The balance sheet for the second quarter indicates only $3.9M in cash, but this has been supplemented already by $8.4M worth from gold sales resulting in a current cash balance of $12.3M. Sandstorm Gold (SAND) has a streaming agreement with Luna Gold allowing them to purchase a portion of gold production for a discounted price in exchange for a portion of the initial development capital. In order to finance the remainder of the Phase I expansion plan Luna Gold has announced it will draw down $10 million of its subordinated debt facility with Sandstorm Gold which has also been acknowledged in the last earnings call by the streaming company.
"The Company intends to draw down the Sandstorm Subordinated Debt Facility in Q3 2013, to provide assistance in funding the completion of the Phase I Expansion. In addition, the Company continues to receive a 17% contribution of capital from Sandstorm for the Phase I Expansion on a timely basis." (from the Q2/2013 MD&A)

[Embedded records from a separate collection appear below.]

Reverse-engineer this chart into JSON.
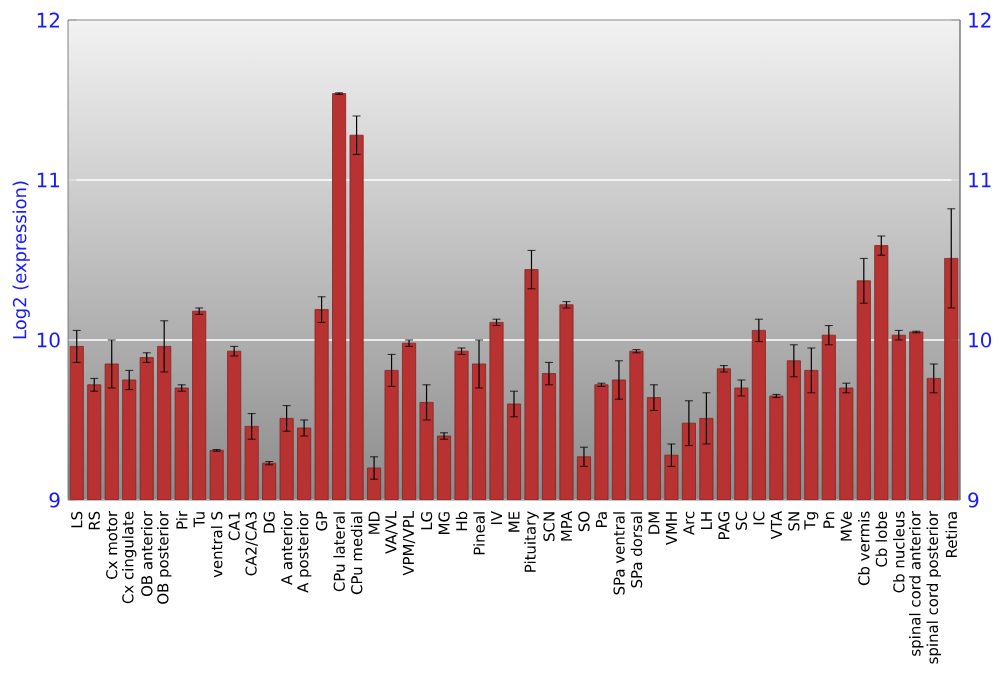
{
  "chart_data": {
    "type": "bar",
    "ylabel": "Log2 (expression)",
    "categories": [
      "LS",
      "RS",
      "Cx motor",
      "Cx cingulate",
      "OB anterior",
      "OB posterior",
      "Pir",
      "Tu",
      "ventral S",
      "CA1",
      "CA2/CA3",
      "DG",
      "A anterior",
      "A posterior",
      "GP",
      "CPu lateral",
      "CPu medial",
      "MD",
      "VA/VL",
      "VPM/VPL",
      "LG",
      "MG",
      "Hb",
      "Pineal",
      "IV",
      "ME",
      "Pituitary",
      "SCN",
      "MPA",
      "SO",
      "Pa",
      "SPa ventral",
      "SPa dorsal",
      "DM",
      "VMH",
      "Arc",
      "LH",
      "PAG",
      "SC",
      "IC",
      "VTA",
      "SN",
      "Tg",
      "Pn",
      "MVe",
      "Cb vermis",
      "Cb lobe",
      "Cb nucleus",
      "spinal cord anterior",
      "spinal cord posterior",
      "Retina"
    ],
    "values": [
      9.96,
      9.72,
      9.85,
      9.75,
      9.89,
      9.96,
      9.7,
      10.18,
      9.31,
      9.93,
      9.46,
      9.23,
      9.51,
      9.45,
      10.19,
      11.54,
      11.28,
      9.2,
      9.81,
      9.98,
      9.61,
      9.4,
      9.93,
      9.85,
      10.11,
      9.6,
      10.44,
      9.79,
      10.22,
      9.27,
      9.72,
      9.75,
      9.93,
      9.64,
      9.28,
      9.48,
      9.51,
      9.82,
      9.7,
      10.06,
      9.65,
      9.87,
      9.81,
      10.03,
      9.7,
      10.37,
      10.59,
      10.03,
      10.05,
      9.76,
      10.51
    ],
    "errors": [
      0.1,
      0.04,
      0.15,
      0.06,
      0.03,
      0.16,
      0.02,
      0.02,
      0.005,
      0.03,
      0.08,
      0.01,
      0.08,
      0.05,
      0.08,
      0.005,
      0.12,
      0.07,
      0.1,
      0.02,
      0.11,
      0.02,
      0.02,
      0.15,
      0.02,
      0.08,
      0.12,
      0.07,
      0.02,
      0.06,
      0.01,
      0.12,
      0.01,
      0.08,
      0.07,
      0.14,
      0.16,
      0.02,
      0.05,
      0.07,
      0.01,
      0.1,
      0.14,
      0.06,
      0.03,
      0.14,
      0.06,
      0.03,
      0.005,
      0.09,
      0.31
    ],
    "color": "#b83232",
    "ylim": [
      9,
      12
    ],
    "yticks": [
      9,
      10,
      11,
      12
    ],
    "y2lim": [
      9,
      12
    ],
    "y2ticks": [
      9,
      10,
      11,
      12
    ],
    "grid": "y"
  }
}
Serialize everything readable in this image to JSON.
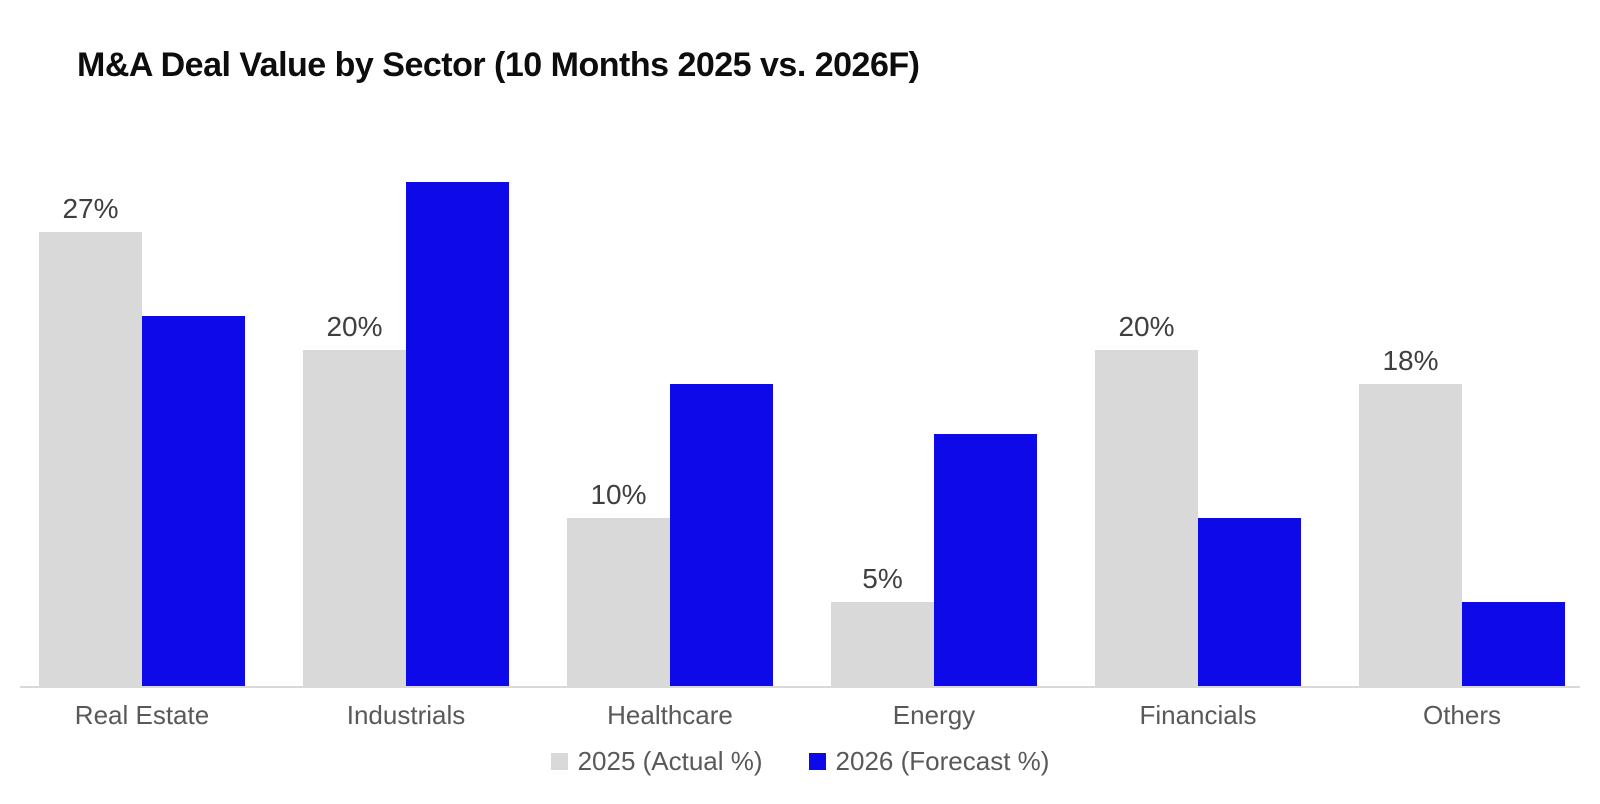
{
  "title": "M&A Deal Value by Sector (10 Months 2025 vs. 2026F)",
  "colors": {
    "actual_bar": "#D9D9D9",
    "forecast_bar": "#0D09E8",
    "title_text": "#0D0D0D",
    "value_label_text": "#3F3F3F",
    "axis_text": "#595959",
    "axis_line": "#D9D9D9",
    "background": "#FFFFFF"
  },
  "legend": {
    "actual_label": "2025 (Actual %)",
    "forecast_label": "2026 (Forecast %)"
  },
  "chart_data": {
    "type": "bar",
    "title": "M&A Deal Value by Sector (10 Months 2025 vs. 2026F)",
    "categories": [
      "Real Estate",
      "Industrials",
      "Healthcare",
      "Energy",
      "Financials",
      "Others"
    ],
    "series": [
      {
        "name": "2025 (Actual %)",
        "values": [
          27,
          20,
          10,
          5,
          20,
          18
        ],
        "color": "#D9D9D9",
        "data_labels": true
      },
      {
        "name": "2026 (Forecast %)",
        "values": [
          22,
          30,
          18,
          15,
          10,
          5
        ],
        "color": "#0D09E8",
        "data_labels": false
      }
    ],
    "data_label_values": [
      "27%",
      "20%",
      "10%",
      "5%",
      "20%",
      "18%"
    ],
    "value_label_format": "{v}%",
    "xlabel": "",
    "ylabel": "",
    "ylim": [
      0,
      31
    ],
    "grid": false,
    "y_axis_shown": false,
    "legend_position": "bottom"
  }
}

This plan will work comfortably if the new operational goals for the second half are achieved and the associated cash flow eventuates. However, it is important to note that failure to do so would put noticeable financial strain on the company. Luna Gold is now under pressure to perform very well for the remainder of the year.
Having said that we feel that it is worth analyzing the projected production costs. The World Gold Council has recently published guidance for calculating All-In Sustaining Costs. Luna Gold uses a different terminology and definition and we asked Mark Halpin about cost measures used by the company. Here is the explanation he gave:
"We use "All-in Operating Costs" to show the costs incurred at site level to produce an ounce of gold and include the following expenses; mining, processing, site G&A, transport and refining, royalties, sustaining capital, Aurizona exploration, interest and income taxes. In our Investor Presentation we show "Total Production Cash Costs" which includes our "All-in Operating Costs" plus corporate and Luna Greenfield exploration expenses.
The "All-in Sustaining Costs" guidance published by the World Gold Council is less comprehensive than our "All-in Operating Costs". For example, the WGC "All-in Sustaining Costs" doesn't include income taxes or interest expense where the Luna "All-in Operating Costs" includes both."
In a recent survey of 13 companies reporting All-In Sustaining Costs as defined by the WGC Luna Gold would rank in equal fourth position, considering projected All-in Operating Costs of $938 for the second quarter. We find this a very encouraging sign for the time after completion of the Phase I expansion when economy of scale can be expected to lower cash costs further and the necessities of funding capital expenditure from cash flow will cease.
For the time being we remain tentatively optimistic. The company has implemented measures to achieve the prime goal of implementing Phase I expansion without shareholder dilution. If successful Luna Gold should return to outperforming peers in due time. We note that there is not too much room for errors. The next quarterly report will need to show the effectiveness of the announced measures.